L’autonomie est un besoin fondamental. C’est aussi une caractéristique importante d’un travail qui a du sens. Pour soutenir l’autonomie de son équipe, un gestionnaire encouragera les discussions ouvertes sur des occasions d’amélioration des processus ou d’innovation, confiera aux employés des tâches qui mobilisent leurs talents et leur donnera la liberté d’organiser le travail de la façon la plus efficace possible. Cela suppose que l’on délègue une partie de son pouvoir.

6- Soutenir le développement des compétences

Le développement de l’autonomie va de pair avec le développement des compétences. Les gestionnaires doivent faciliter l’accès à l’apprentissage et au perfectionnement, solliciter les idées sur les façons d’améliorer l’organisation du travail et encourager l’expérimentation de manières nouvelles ou plus efficaces d’exécuter le travail.

Ces six pratiques de management contribuent à donner du sens au travail et permettent de répondre à trois préoccupations importantes des employés : être à l’abri des menaces et des dangers, avoir une direction claire et inspirante, et entretenir de bonnes relations avec les autres, ce qui exige que les gestionnaires gèrent efficacement les tensions et les conflits.

Dans un environnement complexe comme celui où nous vivons actuellement, les gestionnaires doivent posséder les trois qualités humaines suivantes pour bien gérer le travail : la logique, l’empathie et le sens moral.
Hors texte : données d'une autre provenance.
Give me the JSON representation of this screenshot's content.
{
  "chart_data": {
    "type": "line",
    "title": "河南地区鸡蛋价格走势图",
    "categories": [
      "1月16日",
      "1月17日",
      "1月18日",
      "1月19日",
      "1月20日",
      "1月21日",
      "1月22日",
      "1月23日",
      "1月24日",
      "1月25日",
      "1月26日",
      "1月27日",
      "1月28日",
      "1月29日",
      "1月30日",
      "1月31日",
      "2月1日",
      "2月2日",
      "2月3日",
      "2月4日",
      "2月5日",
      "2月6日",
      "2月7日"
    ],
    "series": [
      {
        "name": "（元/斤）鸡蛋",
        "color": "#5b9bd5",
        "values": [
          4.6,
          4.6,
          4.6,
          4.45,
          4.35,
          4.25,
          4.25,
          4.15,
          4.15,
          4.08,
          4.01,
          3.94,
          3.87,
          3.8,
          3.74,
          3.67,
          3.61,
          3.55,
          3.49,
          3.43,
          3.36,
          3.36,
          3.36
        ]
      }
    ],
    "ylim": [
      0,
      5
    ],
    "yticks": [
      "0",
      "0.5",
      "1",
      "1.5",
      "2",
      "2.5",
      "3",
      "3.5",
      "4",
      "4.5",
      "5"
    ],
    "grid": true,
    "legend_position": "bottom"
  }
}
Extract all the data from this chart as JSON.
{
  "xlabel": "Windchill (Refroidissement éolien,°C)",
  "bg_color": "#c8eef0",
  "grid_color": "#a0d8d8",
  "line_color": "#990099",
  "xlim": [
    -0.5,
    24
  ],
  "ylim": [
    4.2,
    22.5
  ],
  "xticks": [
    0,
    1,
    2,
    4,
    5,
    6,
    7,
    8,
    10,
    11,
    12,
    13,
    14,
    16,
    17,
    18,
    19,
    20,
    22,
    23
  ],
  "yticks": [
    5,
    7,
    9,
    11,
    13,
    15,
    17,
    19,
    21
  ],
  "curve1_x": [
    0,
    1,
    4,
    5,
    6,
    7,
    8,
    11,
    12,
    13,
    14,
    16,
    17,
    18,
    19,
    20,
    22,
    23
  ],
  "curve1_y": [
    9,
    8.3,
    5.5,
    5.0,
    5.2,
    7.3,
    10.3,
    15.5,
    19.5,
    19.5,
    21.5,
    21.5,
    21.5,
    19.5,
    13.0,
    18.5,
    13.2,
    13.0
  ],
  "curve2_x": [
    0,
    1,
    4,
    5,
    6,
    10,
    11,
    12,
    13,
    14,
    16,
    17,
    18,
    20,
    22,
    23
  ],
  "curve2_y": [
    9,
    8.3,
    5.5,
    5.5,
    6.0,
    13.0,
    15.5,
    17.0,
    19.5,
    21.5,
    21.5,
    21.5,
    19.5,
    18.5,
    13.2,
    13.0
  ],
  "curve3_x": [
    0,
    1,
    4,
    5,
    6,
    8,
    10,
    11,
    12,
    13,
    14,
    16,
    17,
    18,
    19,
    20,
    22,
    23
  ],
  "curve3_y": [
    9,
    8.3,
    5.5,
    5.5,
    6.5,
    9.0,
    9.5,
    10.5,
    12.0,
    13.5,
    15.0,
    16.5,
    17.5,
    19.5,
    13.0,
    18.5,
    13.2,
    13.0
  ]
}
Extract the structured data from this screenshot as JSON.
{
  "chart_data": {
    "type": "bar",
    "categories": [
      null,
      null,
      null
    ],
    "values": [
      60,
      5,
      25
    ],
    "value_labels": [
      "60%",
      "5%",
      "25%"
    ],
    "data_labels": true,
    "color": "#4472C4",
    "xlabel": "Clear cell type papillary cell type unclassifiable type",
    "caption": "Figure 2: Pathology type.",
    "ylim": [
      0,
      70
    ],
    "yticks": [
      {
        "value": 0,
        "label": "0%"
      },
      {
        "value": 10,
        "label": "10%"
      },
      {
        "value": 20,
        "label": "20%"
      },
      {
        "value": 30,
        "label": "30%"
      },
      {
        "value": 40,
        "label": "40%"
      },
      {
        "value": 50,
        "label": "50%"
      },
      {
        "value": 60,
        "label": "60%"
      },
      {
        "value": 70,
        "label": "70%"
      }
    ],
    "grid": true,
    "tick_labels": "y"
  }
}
Par la logique, ils sont en mesure de discerner l’information importante pour la prise de décision. Grâce à l’empathie, ils reconnaissent les intérêts et les valeurs des parties qui sont touchées par les décisions, et ils savent en tenir compte. Et leur sens moral les guide face à des dilemmes lorsqu’ils ont à prendre des décisions qui serviront le bien commun et dont les avantages profiteront à tout le monde.

Article publié dans l'édition Été 2023 de Gestion


Notes

[1] Mintzberg, H., Managing, Oakland (États-Unis), Berrett-Koehler Publishers, 2011, 320 pages.

[2] Drucker, P. F., «Management must manage», Harvard Business Review, vol. 28, no2, 1950, p. 80-86.

[3] Collins, J., «Peter Drucker's Legacy», dans Drucker, P. F. (dir.), Management, New York, Harper Collins, 2008, p. XI-XIV.

[4] Morin, E. M., «Sens du travail, santé mentale et engagement organisationnel», rapport no R 543, IRSST, 2008, 54 pages.

[5] Ces comportements ont été déterminés à partir d’une enquête que nous avons menée auprès de cadres et de dirigeants en France. Le questionnaire qu’ils ont rempli s’appuie sur les caractéristiques qui donnent un sens au travail comme l’utilité du travail, l’autonomie, les occasions de développement, la rectitude morale des pratiques sociales et organisationnelles, et la qualité des relations entre le gestionnaire et ses collègues. Voir Morin, E. M., Falque, L., et Gradito-Dubord, M.-A., «Enquête sur le sens du travail et les pratiques de management dans les entreprises françaises privées», Lille (France), Chaire Sens et Travail de l’Icam, 2020, 219 pages.